I turned the page in the newspaper, finally feeling more relaxed about the world.

But of course, that certain, alarming “something” is not just restricted to things that actually warrant alarm. Sometimes, we are alarmed by things that shouldn't really be alarming at all.

I was given cause to reflect on this the next day, when we had some friends over. Lizzie greeted them in the hallway.

“I've been helping Daddy make his Special Lemonade!” she said, brightly. My husband does, indeed, make very good lemonade. As lemonades go, it really is quite special. But as I caught the momentary quizzical looks of my friends, I realized that the phrase “Daddy's Special Lemonade” has a certain . . . dubious quality to it.

“I love Daddy's Special Lemonade!” Lizzie continued, cheerfully, as we all went into the kitchen. The situation started to feel bad.

“It's got limes in it,” I said, briskly. My husband, however, had already noticed the glances.

“Oh, I wish I'd never called it that.” He sighed, pouring lemonade out into glasses. “Daddy's Special Lemonade was a bad idea. It's like that tickle thing, all over again.”

The “tickle thing” was an unfortunate incident a couple of years ago, when we had to leave a playground after a very young Lizzie shouted, “Daddy! Tickle me in my special place!”

As it happens, her “special place” was a particularly ticklish spot under her chin—but the looks on the other parents in the playground suggested they did not believe this to be the case. We actually never went back to that playground again—which was a shame, as there was particularly good mobile reception there, and I used to read all my emails while she was on the slide.

It is a sad fact that, over the last few years, both “special” and “Daddy” have taken on a slight tinge of . . . unsavoriness. Menace. Perhaps it's the racks of misery memoirs that have them in the title—
Please Daddy, No
;
What Daddy Did
;
Daddy's Special Girl—
but two ostensibly benign words are becoming loaded with unhappy inference. To the point that, when I see a greeting card with “To a Special Daddy” on the front, I can barely repress a shudder. A Special Daddy? A Special Daddy must be the very worst. That's some seriously gnarly ominousness. What manner of monster is Hallmark catering to?

As things stand, at this point in the twenty-first century, we're on the verge of losing our innocence toward words “daddy” and “special.” I feel like homophobic bigots must have felt in the 1970s, as they watched the word “gay” slip from their vocabulary.
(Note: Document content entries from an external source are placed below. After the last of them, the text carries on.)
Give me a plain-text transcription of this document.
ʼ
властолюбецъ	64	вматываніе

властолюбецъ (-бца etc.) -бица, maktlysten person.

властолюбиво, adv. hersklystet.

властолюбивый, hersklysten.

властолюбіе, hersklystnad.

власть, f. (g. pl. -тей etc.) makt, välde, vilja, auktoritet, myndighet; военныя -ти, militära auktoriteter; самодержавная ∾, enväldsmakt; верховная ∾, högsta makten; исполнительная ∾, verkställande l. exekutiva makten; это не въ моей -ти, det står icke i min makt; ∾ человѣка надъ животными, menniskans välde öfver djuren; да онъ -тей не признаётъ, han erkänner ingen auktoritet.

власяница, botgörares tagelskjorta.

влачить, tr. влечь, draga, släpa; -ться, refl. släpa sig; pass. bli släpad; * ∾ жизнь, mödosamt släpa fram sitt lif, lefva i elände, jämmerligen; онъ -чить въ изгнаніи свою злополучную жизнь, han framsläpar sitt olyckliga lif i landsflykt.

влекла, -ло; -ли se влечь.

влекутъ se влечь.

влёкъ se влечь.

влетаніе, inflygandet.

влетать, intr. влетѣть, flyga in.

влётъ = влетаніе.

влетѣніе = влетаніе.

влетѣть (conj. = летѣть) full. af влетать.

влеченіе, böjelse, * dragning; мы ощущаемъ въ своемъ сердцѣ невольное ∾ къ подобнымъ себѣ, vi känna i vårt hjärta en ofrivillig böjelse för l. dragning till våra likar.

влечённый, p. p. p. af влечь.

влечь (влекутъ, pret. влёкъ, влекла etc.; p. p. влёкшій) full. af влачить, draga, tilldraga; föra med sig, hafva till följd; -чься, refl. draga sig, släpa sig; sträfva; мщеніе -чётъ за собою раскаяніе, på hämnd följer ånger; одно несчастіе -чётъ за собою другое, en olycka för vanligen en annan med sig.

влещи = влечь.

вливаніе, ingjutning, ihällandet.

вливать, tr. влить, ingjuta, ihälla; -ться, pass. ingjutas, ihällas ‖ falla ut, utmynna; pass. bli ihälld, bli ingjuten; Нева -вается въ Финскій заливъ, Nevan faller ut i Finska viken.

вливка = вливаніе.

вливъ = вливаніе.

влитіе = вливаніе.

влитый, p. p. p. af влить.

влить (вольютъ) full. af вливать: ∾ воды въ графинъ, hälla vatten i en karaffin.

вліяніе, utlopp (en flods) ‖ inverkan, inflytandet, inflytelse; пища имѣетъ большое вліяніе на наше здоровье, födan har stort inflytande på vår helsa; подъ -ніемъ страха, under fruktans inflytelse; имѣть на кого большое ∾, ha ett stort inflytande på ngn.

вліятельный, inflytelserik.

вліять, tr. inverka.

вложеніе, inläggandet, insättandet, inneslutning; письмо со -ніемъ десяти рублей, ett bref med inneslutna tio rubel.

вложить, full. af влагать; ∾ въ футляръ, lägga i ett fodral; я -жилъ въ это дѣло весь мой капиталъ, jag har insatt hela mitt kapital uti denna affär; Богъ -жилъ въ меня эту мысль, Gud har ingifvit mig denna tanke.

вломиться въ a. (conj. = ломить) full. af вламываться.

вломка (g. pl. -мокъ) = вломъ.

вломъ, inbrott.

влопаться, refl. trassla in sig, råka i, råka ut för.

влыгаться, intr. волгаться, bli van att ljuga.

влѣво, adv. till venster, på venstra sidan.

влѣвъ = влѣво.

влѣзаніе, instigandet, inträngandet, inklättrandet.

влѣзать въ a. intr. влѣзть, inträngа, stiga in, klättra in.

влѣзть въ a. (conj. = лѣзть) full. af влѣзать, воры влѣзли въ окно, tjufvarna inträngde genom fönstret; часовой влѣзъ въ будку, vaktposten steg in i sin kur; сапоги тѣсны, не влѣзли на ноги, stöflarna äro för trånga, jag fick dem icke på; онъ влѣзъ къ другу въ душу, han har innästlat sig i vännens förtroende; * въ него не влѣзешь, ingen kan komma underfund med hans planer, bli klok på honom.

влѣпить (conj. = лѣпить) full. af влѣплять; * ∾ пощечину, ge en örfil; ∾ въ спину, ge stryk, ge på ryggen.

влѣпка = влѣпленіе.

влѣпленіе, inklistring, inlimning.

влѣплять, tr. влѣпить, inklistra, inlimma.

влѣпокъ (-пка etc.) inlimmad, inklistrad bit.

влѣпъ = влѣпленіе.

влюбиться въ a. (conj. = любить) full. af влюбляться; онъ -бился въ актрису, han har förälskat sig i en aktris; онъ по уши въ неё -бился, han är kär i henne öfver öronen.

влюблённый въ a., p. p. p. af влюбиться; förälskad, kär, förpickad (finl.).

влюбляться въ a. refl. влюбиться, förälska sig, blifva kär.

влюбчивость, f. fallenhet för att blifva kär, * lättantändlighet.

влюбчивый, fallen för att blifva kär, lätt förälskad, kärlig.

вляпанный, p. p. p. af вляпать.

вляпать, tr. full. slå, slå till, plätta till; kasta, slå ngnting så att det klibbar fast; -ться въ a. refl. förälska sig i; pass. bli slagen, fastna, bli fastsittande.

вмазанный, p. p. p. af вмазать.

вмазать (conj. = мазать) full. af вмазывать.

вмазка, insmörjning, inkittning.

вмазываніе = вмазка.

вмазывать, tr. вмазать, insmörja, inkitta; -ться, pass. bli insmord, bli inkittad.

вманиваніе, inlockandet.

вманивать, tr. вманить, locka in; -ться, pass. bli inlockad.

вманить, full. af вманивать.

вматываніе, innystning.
Lexical tectonic plates are shifting. Special Branch, the Special Olympics, the Specials, Special K—all will have to be renamed, as the word shifts from “something unique and significant” to “a terrible traumatic secret, such as would be a major plotline development in
General Hospital
.” As a consequence, the words “specialization” and “specialist” will sound little better than an outright admission of having studied evil at the PhD level.

As for Daddy's Special Lemonade—we've told Lizzie to refer to it as Lime Surprise from now on. As a matter of some urgency.